Moment of glory: Booker winner Aravind Adiga

THE experience of being an immigrant fuelled the writing of The White Tiger, the debut novel by Indian writer Aravind Adiga which has won the £50,000 Man Booker Prize.

Adiga, at 33 the second youngest victor in Booker history, said living in Britain, America and Australia had helped him understand the Indian underclass whose lives he chronicles. "I remember what it was like to be completely cut off," he said.

The White Tiger is the story of Balram Halwai, the son of a tubercular rickshaw driver who escapes grinding poverty in the countryside by moving to the city and becoming a chauffeur. Balram goes on to entrepreneurial success on the back of a murder.
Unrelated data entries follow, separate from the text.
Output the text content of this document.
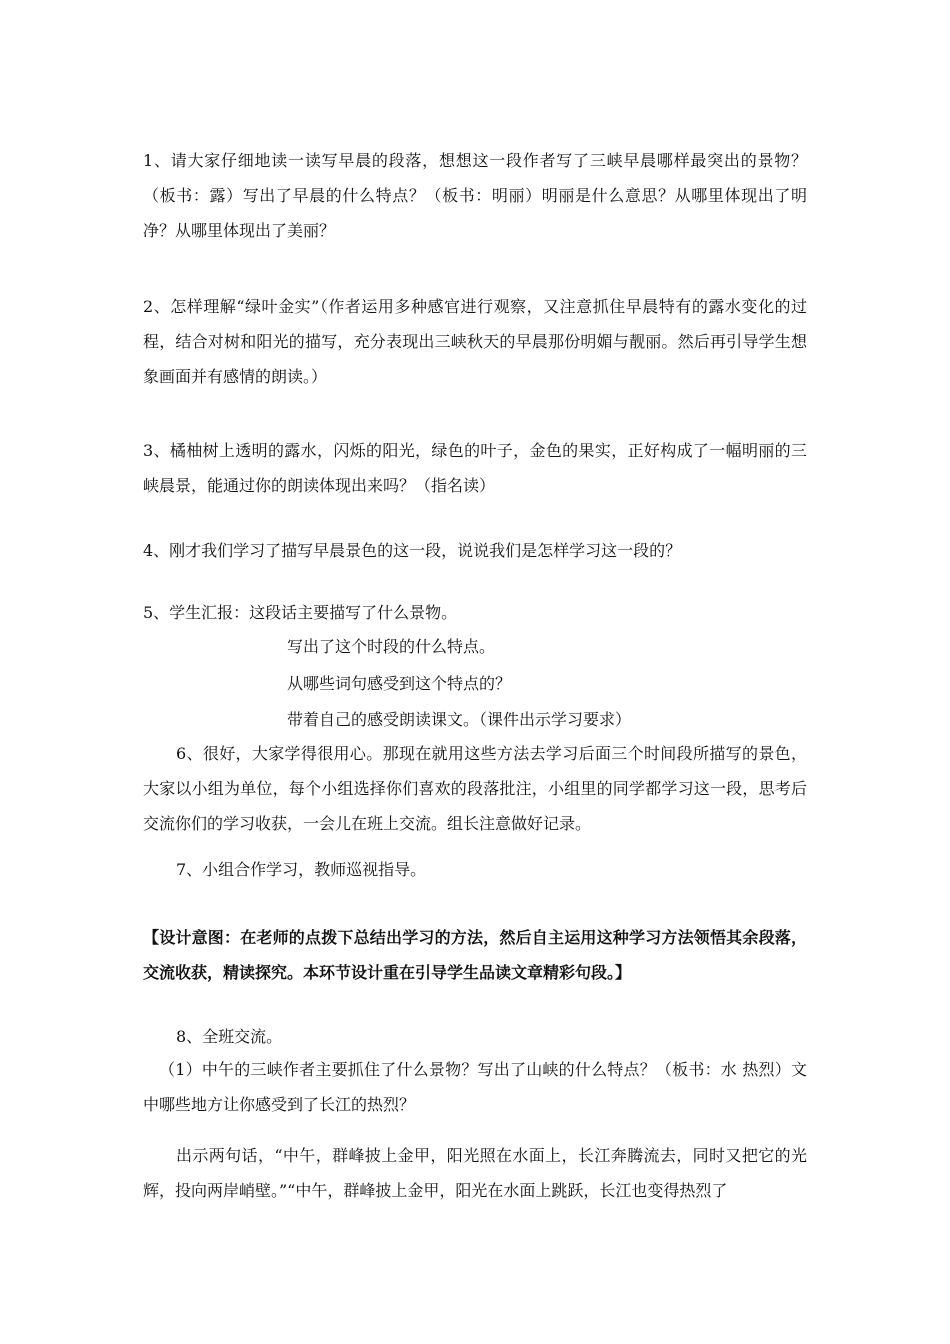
1、请大家仔细地读一读写早晨的段落，想想这一段作者写了三峡早晨哪样最突出的景物？（板书：露）写出了早晨的什么特点？（板书：明丽）明丽是什么意思？从哪里体现出了明净？从哪里体现出了美丽？
2、怎样理解“绿叶金实”（作者运用多种感官进行观察，又注意抓住早晨特有的露水变化的过程，结合对树和阳光的描写，充分表现出三峡秋天的早晨那份明媚与靓丽。然后再引导学生想象画面并有感情的朗读。）
3、橘柚树上透明的露水，闪烁的阳光，绿色的叶子，金色的果实，正好构成了一幅明丽的三峡晨景，能通过你的朗读体现出来吗？（指名读）
4、刚才我们学习了描写早晨景色的这一段，说说我们是怎样学习这一段的？
5、学生汇报：这段话主要描写了什么景物。
写出了这个时段的什么特点。
从哪些词句感受到这个特点的？
带着自己的感受朗读课文。（课件出示学习要求）
6、很好，大家学得很用心。那现在就用这些方法去学习后面三个时间段所描写的景色，大家以小组为单位，每个小组选择你们喜欢的段落批注，小组里的同学都学习这一段，思考后交流你们的学习收获，一会儿在班上交流。组长注意做好记录。
7、小组合作学习，教师巡视指导。
【设计意图：在老师的点拨下总结出学习的方法，然后自主运用这种学习方法领悟其余段落，交流收获，精读探究。本环节设计重在引导学生品读文章精彩句段。】
8、全班交流。
（1）中午的三峡作者主要抓住了什么景物？写出了山峡的什么特点？（板书：水 热烈）文中哪些地方让你感受到了长江的热烈？
出示两句话，“中午，群峰披上金甲，阳光照在水面上，长江奔腾流去，同时又把它的光辉，投向两岸峭壁。”“中午，群峰披上金甲，阳光在水面上跳跃，长江也变得热烈了
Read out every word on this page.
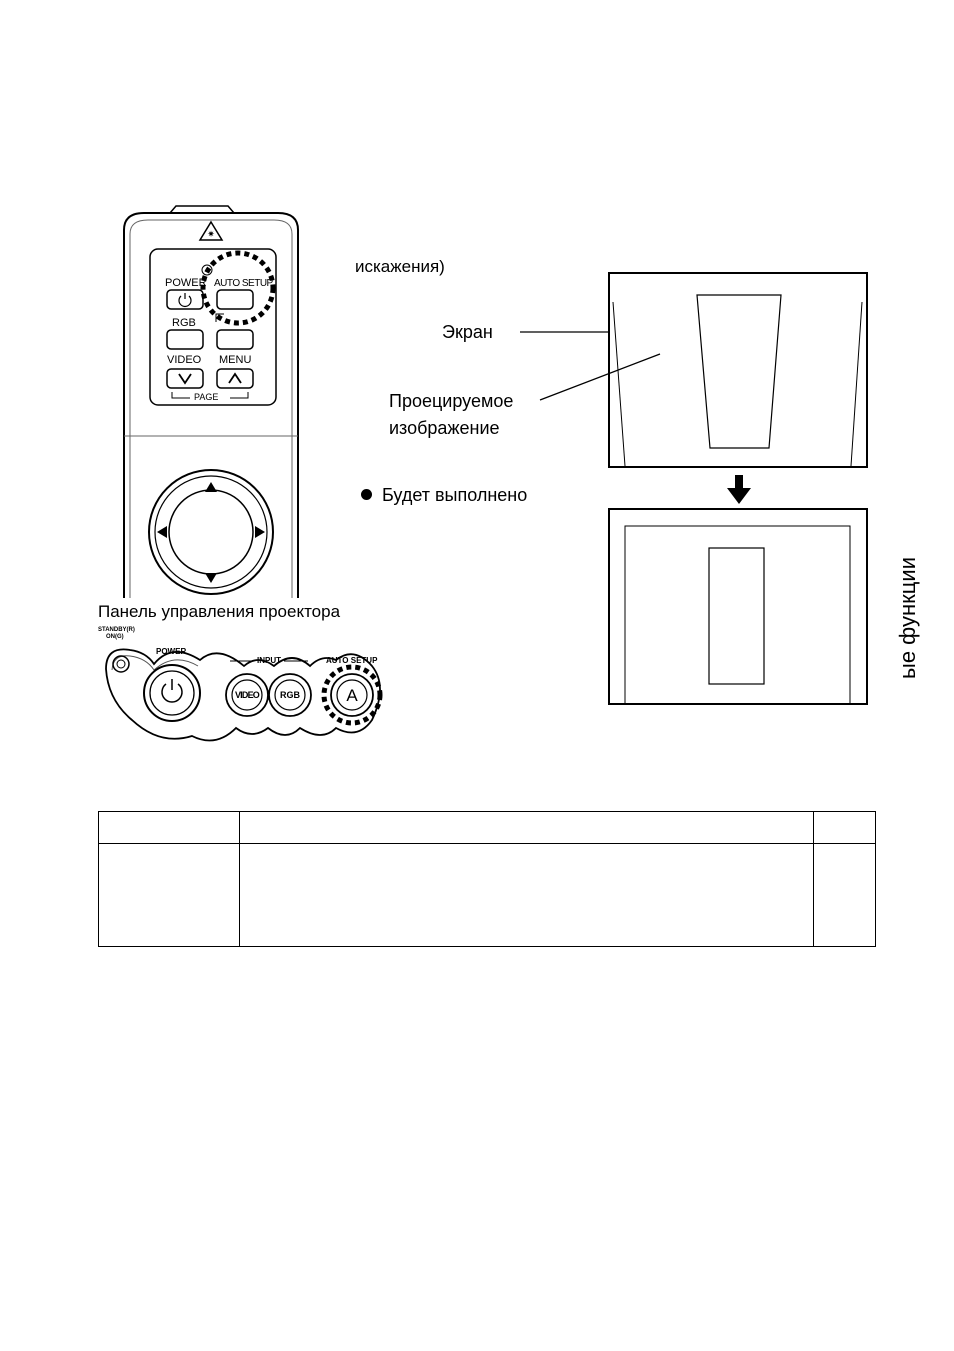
✷
POWER AUTO SETUP
RGB
VIDEO MENU
PAGE
Панель управления проектора
STANDBY(R)
ON(G)
POWER
INPUT	AUTO SETUP
VIDEO	RGB	A
искажения)
Экран
Проецируемое
изображение
Будет выполнено
ые функции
Speaking after his victory at the Guildhall last night, Adiga said India's urban immigrants reminded him of his own experience overseas.

"These people getting off the train in New Delhi and seeing these giant flyovers and cars are as lost as I as when I arrived in New York," he said. People he had met as a journalist for Time magazine and British papers had strongly influenced the book.

Most significantly, an angry rickshaw driver once told Adiga that the journalist might well listen to his story but would go away and immediately forget him. Far from forgetting, it was these people whose lives were told in his novel. "It got me thinking about India in a new way," he said. The common culture of rich and poor had been eroded and class difference was contributing to the growth of, for example, terrorism.

"Class is one of the big dividers between the better off and the worse off. It doesn't seem to be what most people think literature should be about, but to me it's the most pressing thing." Although described by some as "angry," Adiga said the novel was "meant to be funny as well".

Michael Portillo, the former MP and chairman of judges, described the novel as like Macbeth with "a delicious twist". He said it had blown his socks off.

Adiga was born in Madras but now lives in Mumbai. He studied English literature at Columbia and Oxford universities. He is the fourth Indian-born writer to win after Salman Rushdie, Arundhati Roy and Kiran Desai. He beat Sebastian Barry, who was the bookies' favourite, another Indian Amitav Ghosh, Australian Steve Toltz and London-based authors Philip Hensher and Linda Grant.